En 1985 publicó el lnforme para la
Reforma Psiquiátrica que se antecedió
en un año a la Ley General de Sanidad
de 1986. Desde ese momento se han puesto
en marcha diferentes estrategias sanitarias
y sociales para la atención a la
salud mental de los ciudadanos, que constituye
el recurso que les permite desarrollar su
potencial intelectual y emocional, así
como encontrar y desempeñar su papel
en la sociedad, la escuela y el trabajo.
Para las sociedades, la salud mental de
sus ciudadanos contribuye a la prosperidad,
la solidaridad y la justicia social. En
cambio, las enfermedades mentales conllevan
costes, pérdidas y cargas de diversa
índole tanto para los ciudadanos
como para los sistemas sociales.
El total de personas con un certificado
de discapacidad por causa psíquica
(discapacidad superior al 33%) era de 126.000
en 1999, 193.243 en 2001 y 204.066 en 2005.
El hecho de que cada vez se tenga más
conciencia del problema que plantean las
enfermedades mentales ha llevado a los diseñadores
de las políticas, los profesionales
sanitarios y otras partes interesadas a
empezar a buscar soluciones; la ocasión
más reciente la tuvieron en enero
de 2005, en el marco de la Conferencia ministerial
europea de la OMS sobre salud mental. Por
ello, y teniendo en cuenta que mejorar la
atención a la salud mental en España
es uno de los objetivos estratégicos
del Ministerio de Sanidad y Consumo, desde
la Agencia de Calidad del Ministerio, en
coordinación con las Comunidades
Autónomas, las sociedades científicas
y las asociaciones de pacientes, se ha elaborado
una «Estrategia en Salud Mental del
Sistema Nacional de Salud». La Estrategia
se basa en la filosofía y contenidos
de la Declaración de Helsinki en
Salud Mental, orientada por la Oficina Regional
Europea de la OMS y que fue suscrita por
España en 2005. La Estrategia adopta,
pues, un enfoque integrado que combina la
promoción de la salud mental, la
prevención de los trastornos mentales,
el diagnóstico y el tratamiento de
los pacientes, la coordinación inter
e intrainstitucional, así como adoptar
medidas que fomenten la inserción
laboral y social de las personas que padecen
estos trastornos.
Dentro de sus objetivos incluye potenciar
la formación de los y las profesionales
del sistema sanitario para atender adecuadamente
las necesidades de la población en
materia de salud mental, en el marco del
modelo de atención biopsicosocial.
La naturaleza multifactorial de los trastornos
mentales requiere la aportación de
especialistas de diferentes disciplinas.
El equipo multidisciplinar no es la suma
de los especialistas que lo componen, sino
el resultado de la interacción entre
ellos.
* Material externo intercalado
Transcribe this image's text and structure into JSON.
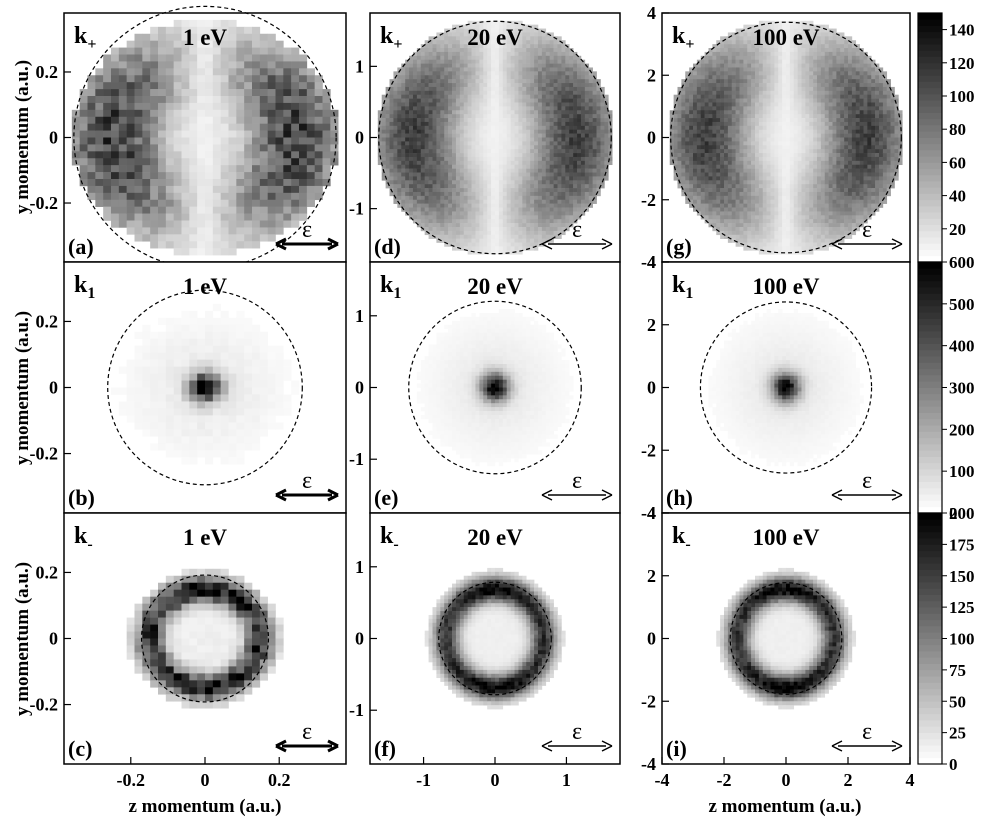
{
  "chart_data": {
    "type": "heatmap",
    "xlabel": "z momentum (a.u.)",
    "ylabel": "y momentum  (a.u.)",
    "polarization_label": "ε",
    "columns": [
      {
        "energy": "1 eV",
        "range": [
          -0.38,
          0.38
        ],
        "ticks": [
          -0.2,
          0,
          0.2
        ],
        "tick_labels": [
          "-0.2",
          "0",
          "0.2"
        ]
      },
      {
        "energy": "20 eV",
        "range": [
          -1.75,
          1.75
        ],
        "ticks": [
          -1,
          0,
          1
        ],
        "tick_labels": [
          "-1",
          "0",
          "1"
        ]
      },
      {
        "energy": "100 eV",
        "range": [
          -4,
          4
        ],
        "ticks": [
          -4,
          -2,
          0,
          2,
          4
        ],
        "tick_labels": [
          "-4",
          "-2",
          "0",
          "2",
          "4"
        ]
      }
    ],
    "rows": [
      {
        "k_main": "k",
        "k_sub": "+",
        "pattern": "dipole",
        "circle_radius_fraction": 0.93,
        "colorbar": {
          "range": [
            0,
            150
          ],
          "ticks": [
            20,
            40,
            60,
            80,
            100,
            120,
            140
          ],
          "tick_labels": [
            "20",
            "40",
            "60",
            "80",
            "100",
            "120",
            "140"
          ]
        }
      },
      {
        "k_main": "k",
        "k_sub": "1",
        "pattern": "central",
        "circle_radius_fraction": 0.69,
        "colorbar": {
          "range": [
            0,
            600
          ],
          "ticks": [
            0,
            100,
            200,
            300,
            400,
            500,
            600
          ],
          "tick_labels": [
            "0",
            "100",
            "200",
            "300",
            "400",
            "500",
            "600"
          ]
        }
      },
      {
        "k_main": "k",
        "k_sub": "-",
        "pattern": "ring",
        "circle_radius_fraction": 0.45,
        "colorbar": {
          "range": [
            0,
            200
          ],
          "ticks": [
            0,
            25,
            50,
            75,
            100,
            125,
            150,
            175,
            200
          ],
          "tick_labels": [
            "0",
            "25",
            "50",
            "75",
            "100",
            "125",
            "150",
            "175",
            "200"
          ]
        }
      }
    ],
    "panel_labels": [
      "(a)",
      "(d)",
      "(g)",
      "(b)",
      "(e)",
      "(h)",
      "(c)",
      "(f)",
      "(i)"
    ],
    "colorscale": [
      "#ffffff",
      "#000000"
    ]
  }
}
Por este motivo, se necesitan programas
y actividades formativas dirigidas no sólo
a los especialistas, sino al equipo como
unidad discente.
El enfoque comunitario de la atención
a los trastornos mentales ha traído
consigo el desarrollo de servicios, dispositivos
y programas que involucran a otros sectores
institucionales (servicios sociales, trabajo,
justicia, vivienda y educación) y
no institucionales, como son las asociaciones
de enfermos y familiares y las agrupaciones
de voluntarios. Otra cuestión se
plantea en relación con la salud
mental comunitaria en positivo, como estado
de bienestar. La cultura sanitaria actual
sitúa la salud mental en la categoría
de valor para las sociedades y su promoción
se considera una línea prioritaria
(Declaración y Plan de Acción
de Helsinki). Existe un relativo consenso
en la comunidad científica sobre
la definición conceptual de salud
mental, los elementos operativos que la
componen y las destrezas necesarias para
promocionarla.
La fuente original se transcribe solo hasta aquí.